Lockhart, a native of Chicago, made her original mark as a world-class speed skater. One day her father, who worked for Montgomery Ward, brought home a pair of speed skates.
The field next to her home was flooded with a fire hose in the winter and turned into a frozen pond for skating.
There, Lockhart was spotted by a former Olympic speed champion who later became her coach. In 1960, women's speed skating became an Olympic event. Lockhart won the 500-meter trials and became the country's first woman Olympic speed skater. She competed in the 1960 Winter Olympics in Squaw Valley and the 1964 Winter Olympics in Innsbruck, Austria.
After her speed-skating days, Lockhart obtained bachelor's and master's degrees from Michigan State University and her doctorate from BYU.
While working at Temple University, Lockhart taught a Spanish-speaking LDS seminary class in the ghettos of Philadelphia.

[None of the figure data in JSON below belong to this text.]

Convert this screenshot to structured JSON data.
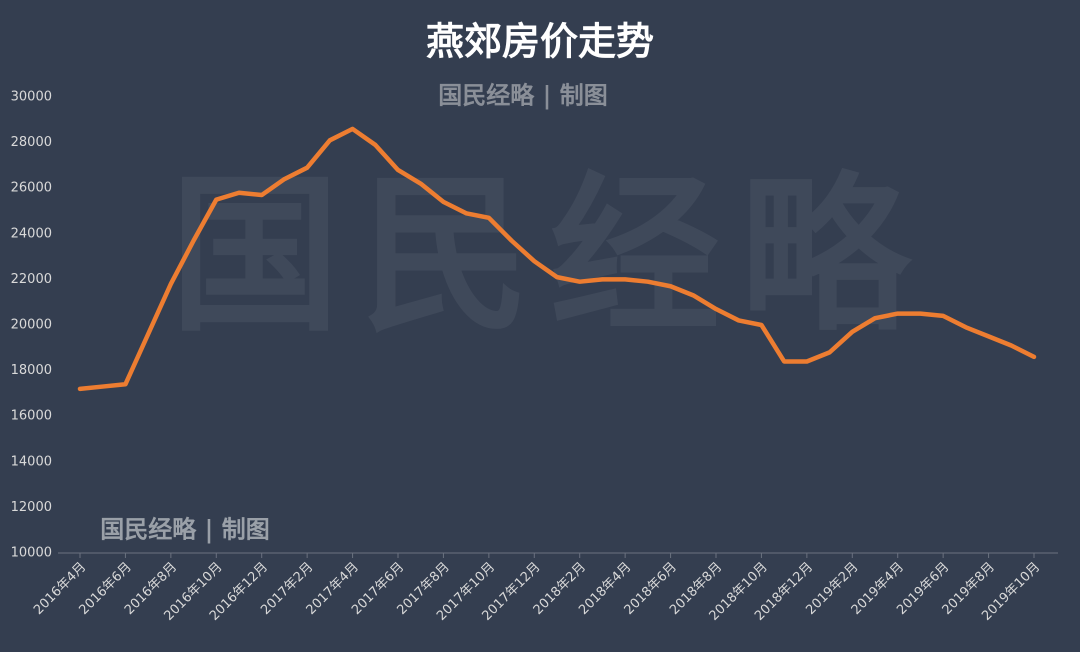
{
  "chart_data": {
    "type": "line",
    "title": "燕郊房价走势",
    "watermark": "国民经略",
    "annotations": [
      "国民经略 | 制图",
      "国民经略 | 制图"
    ],
    "categories": [
      "2016年4月",
      null,
      "2016年6月",
      null,
      "2016年8月",
      null,
      "2016年10月",
      null,
      "2016年12月",
      null,
      "2017年2月",
      null,
      "2017年4月",
      null,
      "2017年6月",
      null,
      "2017年8月",
      null,
      "2017年10月",
      null,
      "2017年12月",
      null,
      "2018年2月",
      null,
      "2018年4月",
      null,
      "2018年6月",
      null,
      "2018年8月",
      null,
      "2018年10月",
      null,
      "2018年12月",
      null,
      "2019年2月",
      null,
      "2019年4月",
      null,
      "2019年6月",
      null,
      "2019年8月",
      null,
      "2019年10月"
    ],
    "series": [
      {
        "name": "燕郊房价",
        "color": "#ed7d31",
        "values": [
          17200,
          17300,
          17400,
          19600,
          21800,
          23700,
          25500,
          25800,
          25700,
          26400,
          26900,
          28100,
          28600,
          27900,
          26800,
          26200,
          25400,
          24900,
          24700,
          23700,
          22800,
          22100,
          21900,
          22000,
          22000,
          21900,
          21700,
          21300,
          20700,
          20200,
          20000,
          18400,
          18400,
          18800,
          19700,
          20300,
          20500,
          20500,
          20400,
          19900,
          19500,
          19100,
          18600
        ]
      }
    ],
    "ylim": [
      10000,
      30000
    ],
    "yticks": [
      10000,
      12000,
      14000,
      16000,
      18000,
      20000,
      22000,
      24000,
      26000,
      28000,
      30000
    ],
    "grid": false
  }
}
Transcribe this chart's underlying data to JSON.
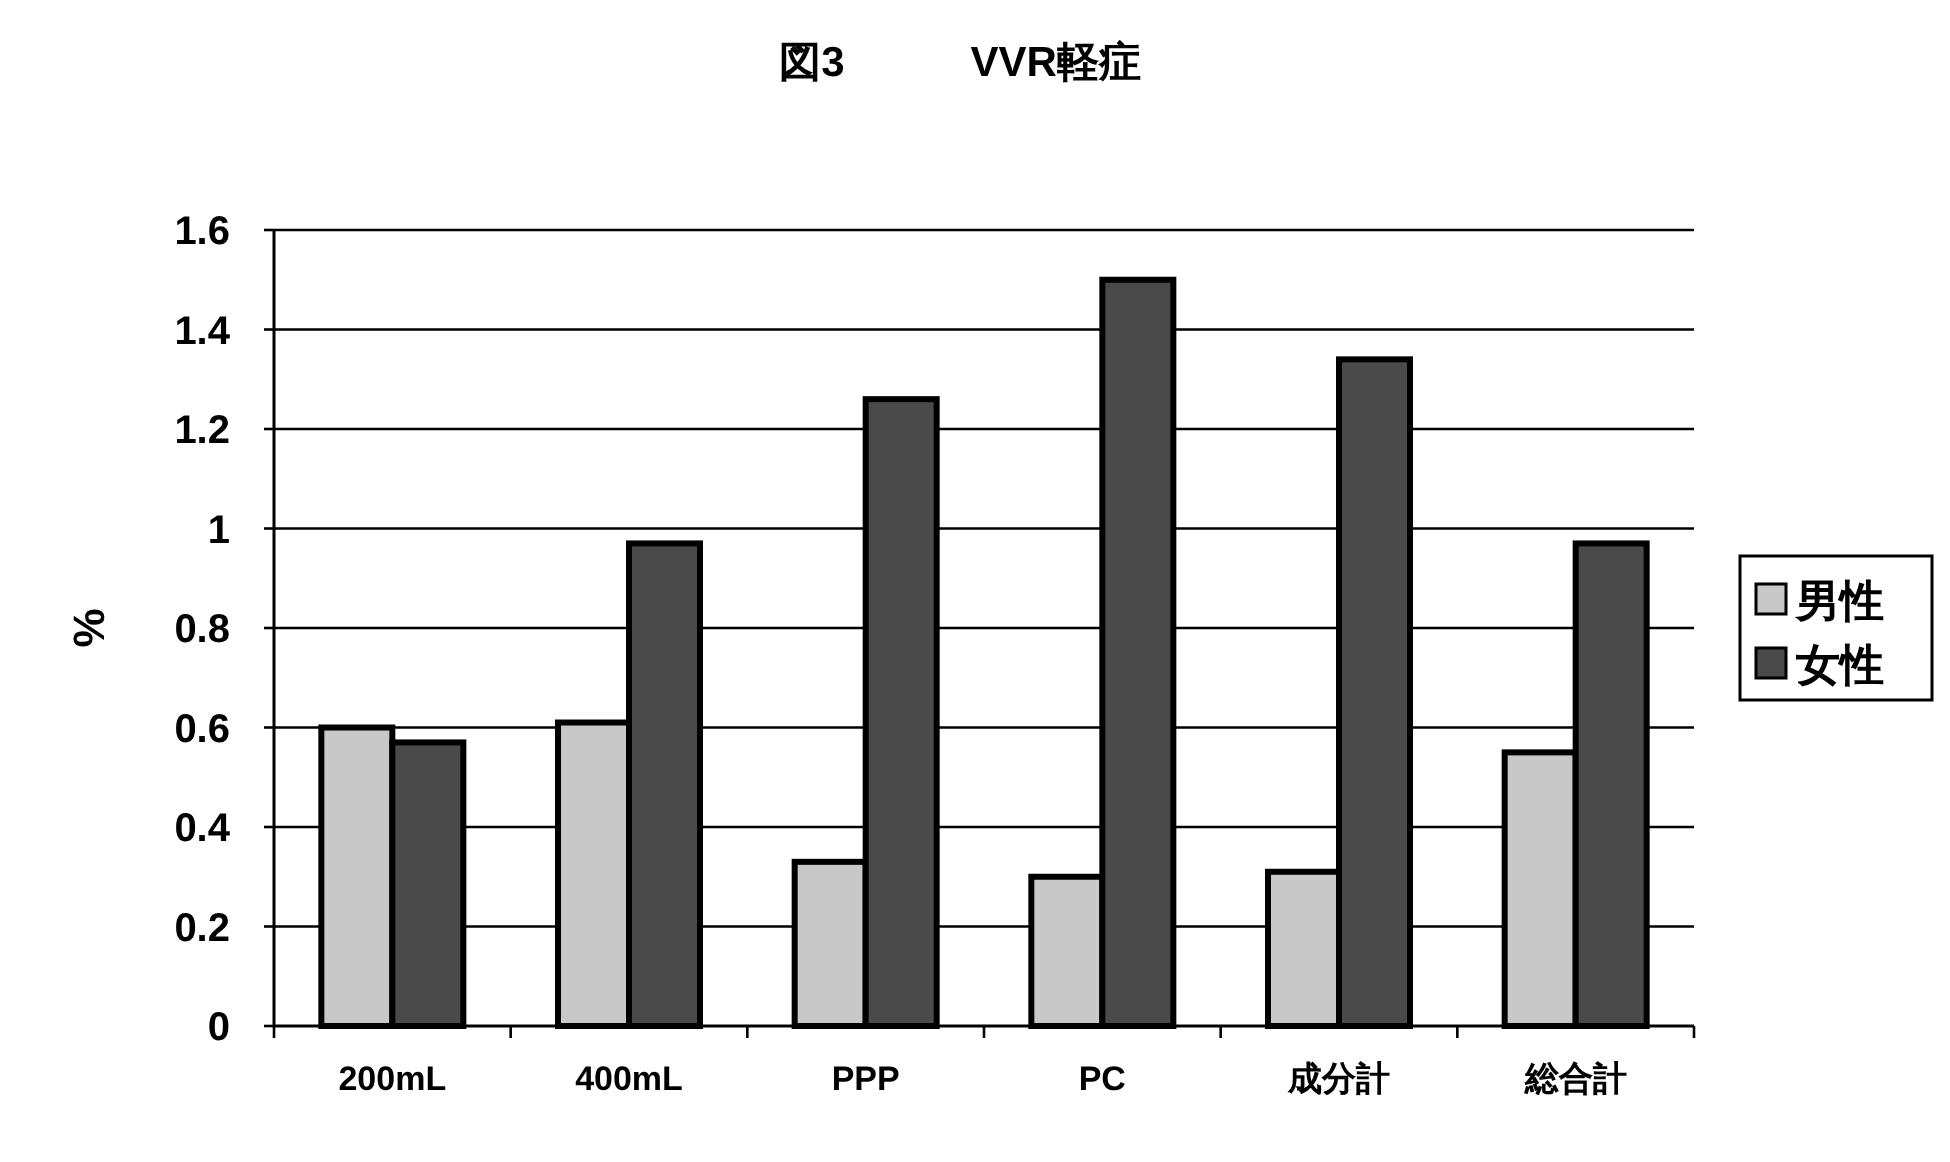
{
  "chart_data": {
    "type": "bar",
    "title": "図3　　　VVR軽症",
    "ylabel": "%",
    "categories": [
      "200mL",
      "400mL",
      "PPP",
      "PC",
      "成分計",
      "総合計"
    ],
    "series": [
      {
        "name": "男性",
        "color": "#c8c8c8",
        "values": [
          0.6,
          0.61,
          0.33,
          0.3,
          0.31,
          0.55
        ]
      },
      {
        "name": "女性",
        "color": "#4a4a4a",
        "values": [
          0.57,
          0.97,
          1.26,
          1.5,
          1.34,
          0.97
        ]
      }
    ],
    "ylim": [
      0,
      1.6
    ],
    "yticks": [
      0,
      0.2,
      0.4,
      0.6,
      0.8,
      1,
      1.2,
      1.4,
      1.6
    ],
    "grid": "y",
    "legend": "right"
  }
}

While teaching at the University of Iowa, she convinced the LDS Church's Relief Society to help operate a local food kitchen for the poor and homeless.
Lockhart said she learned about community activity from her parents. Her father served on the Chicago City Council for many years and her mom was active in Scouting. The Betsy Lockhart Award is presented to Chicago Scouters with 25 years of service.
Lockhart became a member of the board of directors of the Utah Valley Food and Shelter Coalition when she returned to Provo in 1991. Until she arrived, the shelter only served cold meals. She helped convince local Relief Society members to prepare hot meals for the shelter. Now, the shelter has its own kitchen and prepares hot meals on site. Restaurants and catering businesses also contribute.
"The coalition gives us a chance as people in the community to help and not just throw money at the homeless," she said.
But serving hot meals is not the coalition's main focus. The coalition's goal, through its mentor program, is to make patrons self-dependent. The mentor program operates on the spirit of voluntarism.
"We need to get to know these people and become their friends," Lockhart said.